Muslihun berguru di kota, butuh ongkos yang lumayan banyak cuma untuk dapat hingga ke sekolah. Kala, ibunya cuma cakap memberinya ongkos untuk berangkat ke sekolah, entah untuk pulang sekolah bagaimana nantinya, Muslihun konsisten berdaya upaya setidakya dia semestinya berangkat ke sekolah. Hingga hasilnya, rezeki Muslihun datang, dia memperoleh beasiswa kategori ekonomi lemah.

Semasa SMA, Muslihun juga berkesempatan mewakili sekolah dalam olimpiade fisika SMA/MA. Dari olimpiade itulah, dia bisa melunasi uang masuk sekolah. Sesudah lulus SMA, dia tidak dapat segera berkuliah sebab tidak adanya tarif. Muslihun berkeinginan tidak berkeinginan semestinya berprofesi lebih dulu. Tahun selanjutnya, dia mencoba mendaftar seleksi penerimaan mahasiswa baru di Universitas Diponegoro, tidak dikira namanya terpampang di pengumuman SPMB. Dia dapat berkuliah di jurusan Fisika Universitas Diponegoro.

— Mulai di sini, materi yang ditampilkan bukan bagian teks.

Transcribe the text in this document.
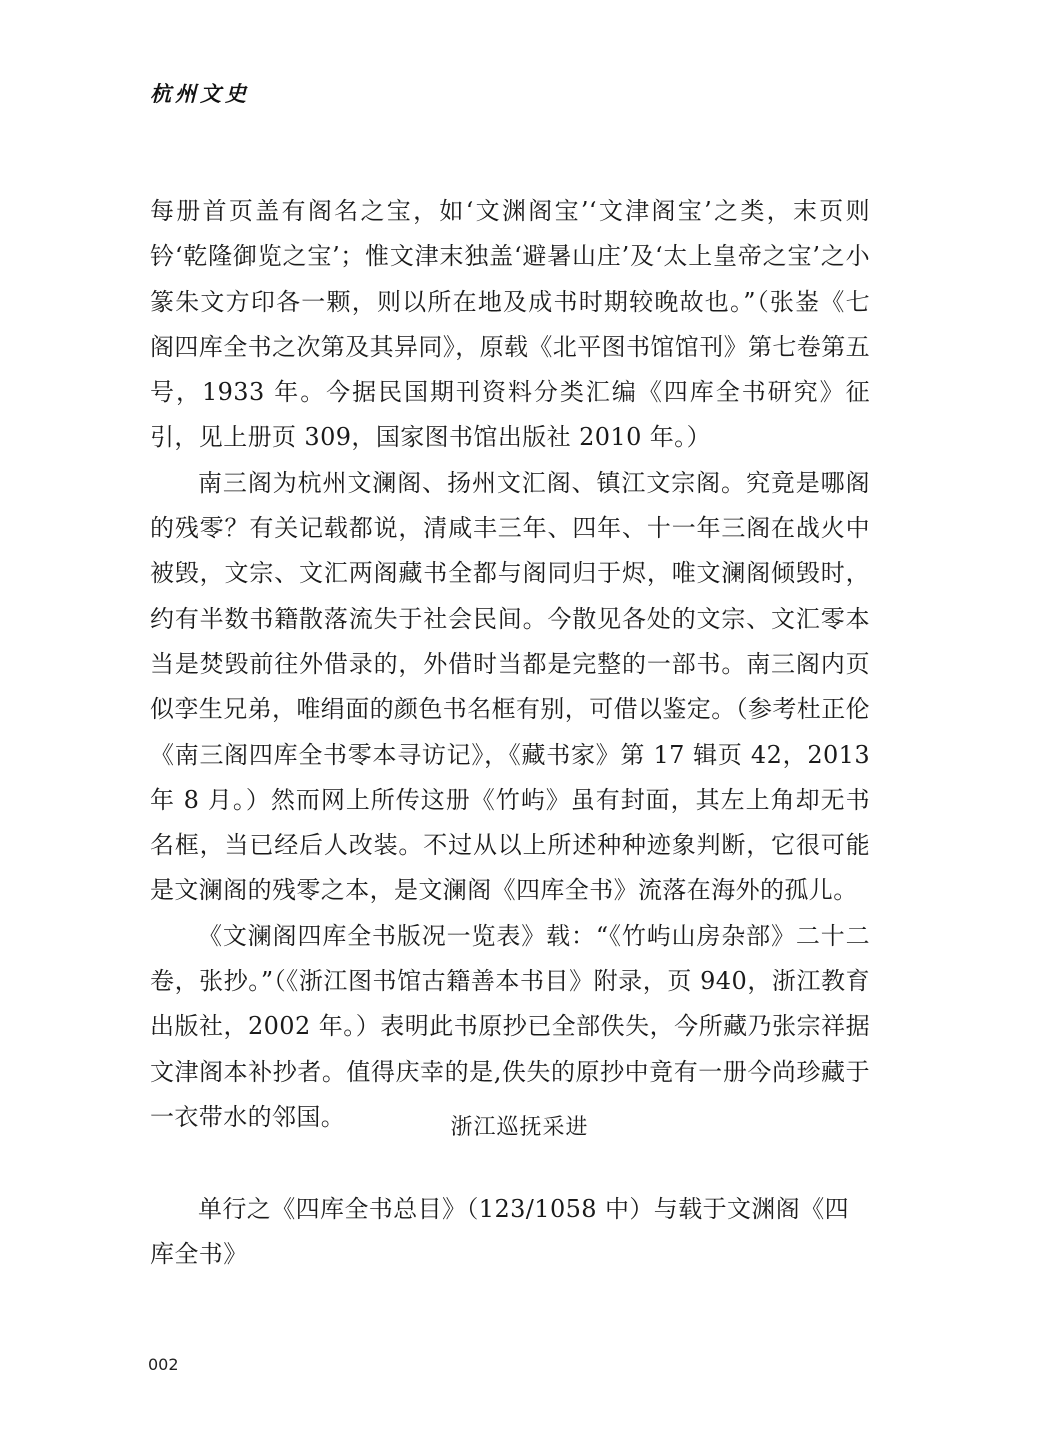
杭州文史

每册首页盖有阁名之宝，如‘文渊阁宝’‘文津阁宝’之类，末页则钤‘乾隆御览之宝’；惟文津末独盖‘避暑山庄’及‘太上皇帝之宝’之小篆朱文方印各一颗，则以所在地及成书时期较晚故也。”（张崟《七阁四库全书之次第及其异同》，原载《北平图书馆馆刊》第七卷第五号，1933 年。今据民国期刊资料分类汇编《四库全书研究》征引，见上册页 309，国家图书馆出版社 2010 年。）

南三阁为杭州文澜阁、扬州文汇阁、镇江文宗阁。究竟是哪阁的残零？有关记载都说，清咸丰三年、四年、十一年三阁在战火中被毁，文宗、文汇两阁藏书全都与阁同归于烬，唯文澜阁倾毁时，约有半数书籍散落流失于社会民间。今散见各处的文宗、文汇零本当是焚毁前往外借录的，外借时当都是完整的一部书。南三阁内页似孪生兄弟，唯绢面的颜色书名框有别，可借以鉴定。（参考杜正伦《南三阁四库全书零本寻访记》，《藏书家》第 17 辑页 42，2013 年 8 月。）然而网上所传这册《竹屿》虽有封面，其左上角却无书名框，当已经后人改装。不过从以上所述种种迹象判断，它很可能是文澜阁的残零之本，是文澜阁《四库全书》流落在海外的孤儿。

《文澜阁四库全书版况一览表》载：“《竹屿山房杂部》二十二卷，张抄。”（《浙江图书馆古籍善本书目》附录，页 940，浙江教育出版社，2002 年。）表明此书原抄已全部佚失，今所藏乃张宗祥据文津阁本补抄者。值得庆幸的是,佚失的原抄中竟有一册今尚珍藏于一衣带水的邻国。	浙江巡抚采进

单行之《四库全书总目》（123/1058 中）与载于文渊阁《四库全书》

002
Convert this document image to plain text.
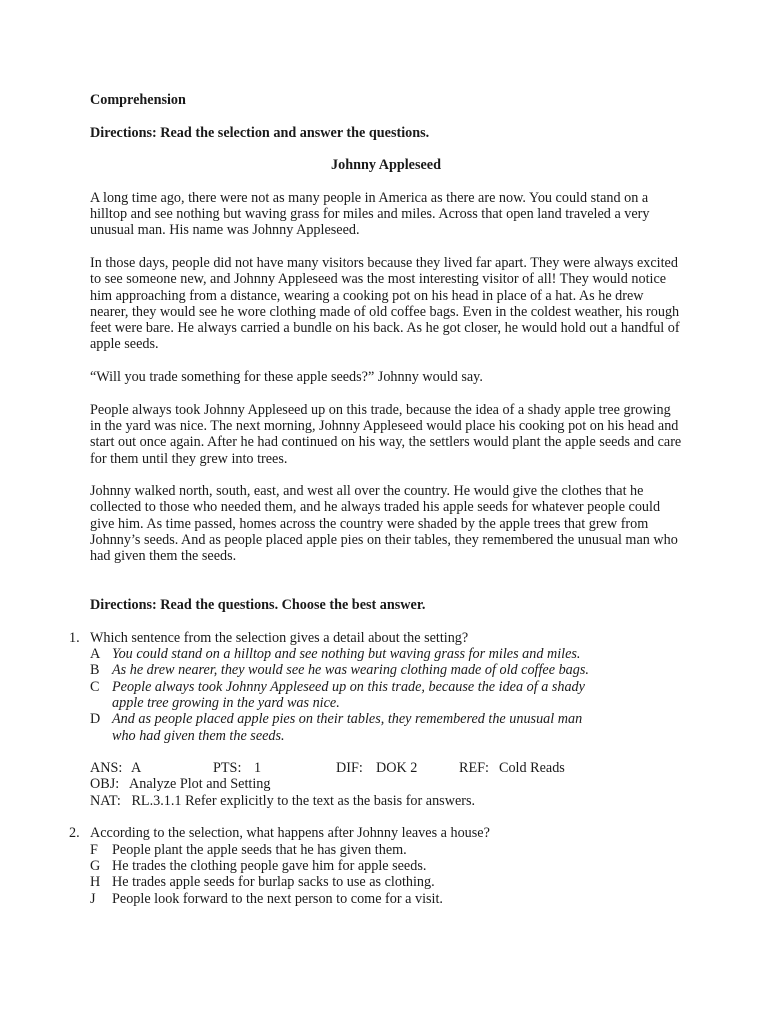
Comprehension

Directions: Read the selection and answer the questions.

Johnny Appleseed

A long time ago, there were not as many people in America as there are now. You could stand on a hilltop and see nothing but waving grass for miles and miles. Across that open land traveled a very unusual man. His name was Johnny Appleseed.

In those days, people did not have many visitors because they lived far apart. They were always excited to see someone new, and Johnny Appleseed was the most interesting visitor of all! They would notice him approaching from a distance, wearing a cooking pot on his head in place of a hat. As he drew nearer, they would see he wore clothing made of old coffee bags. Even in the coldest weather, his rough feet were bare. He always carried a bundle on his back. As he got closer, he would hold out a handful of apple seeds.

“Will you trade something for these apple seeds?” Johnny would say.

People always took Johnny Appleseed up on this trade, because the idea of a shady apple tree growing in the yard was nice. The next morning, Johnny Appleseed would place his cooking pot on his head and start out once again. After he had continued on his way, the settlers would plant the apple seeds and care for them until they grew into trees.

Johnny walked north, south, east, and west all over the country. He would give the clothes that he collected to those who needed them, and he always traded his apple seeds for whatever people could give him. As time passed, homes across the country were shaded by the apple trees that grew from Johnny’s seeds. And as people placed apple pies on their tables, they remembered the unusual man who had given them the seeds.

Directions: Read the questions. Choose the best answer.

1. Which sentence from the selection gives a detail about the setting?

A You could stand on a hilltop and see nothing but waving grass for miles and miles.
B As he drew nearer, they would see he was wearing clothing made of old coffee bags.
C People always took Johnny Appleseed up on this trade, because the idea of a shady apple tree growing in the yard was nice.
D And as people placed apple pies on their tables, they remembered the unusual man who had given them the seeds.
ANS: A	PTS: 1	DIF: DOK 2	REF: Cold Reads
OBJ: Analyze Plot and Setting
NAT: RL.3.1.1 Refer explicitly to the text as the basis for answers.
2. According to the selection, what happens after Johnny leaves a house?

F People plant the apple seeds that he has given them.
G He trades the clothing people gave him for apple seeds.
H He trades apple seeds for burlap sacks to use as clothing.
J People look forward to the next person to come for a visit.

Melainkan, dia juga kebingungan sebab modalnya belum cukup untuk uang masuk kampus. Untungnya, berkat pertimbangan pihak Undip, Muslihun dibolehkan membayar tarif permulaan masuk kuliah cuma Rp1 juta rupiah dulu dan dapat mengangsur sisanya. Walaupun Rp1 juta mungkin telah terdengar betul-betul rigan bagi orag lain, keluarga Muslihun konsisten semestinya sulit payah memperoleh pinjaman uang Rp1 juta rupiah itu. Walau Muslihun juga memperoleh beasiswa ketika dia berkuliah di Undip, beasiswa itu cuma cukup untuk membayar SPP dan PRKP tiap-tiap semester. Muslihun kerap kali kali dipanggil pihak rektorat sebab tidak kunjung melunasi uang permulaan masuk perkuliahan.

Muslihun bahkan hasilnya lulus dan diwisuda oleh Undip. Ketika acara wisuda, Muslihun tidak kuasa membendung rasa gembira yang membuncah di dadanya. Dia hampir menangis memandang kedatangan kedua orang tuanya karena dia dapat berdiri di daerah itu berkat jerih payah yang sungguh luar awam dan juga doa yang selalu mengalir dari orang tuanya.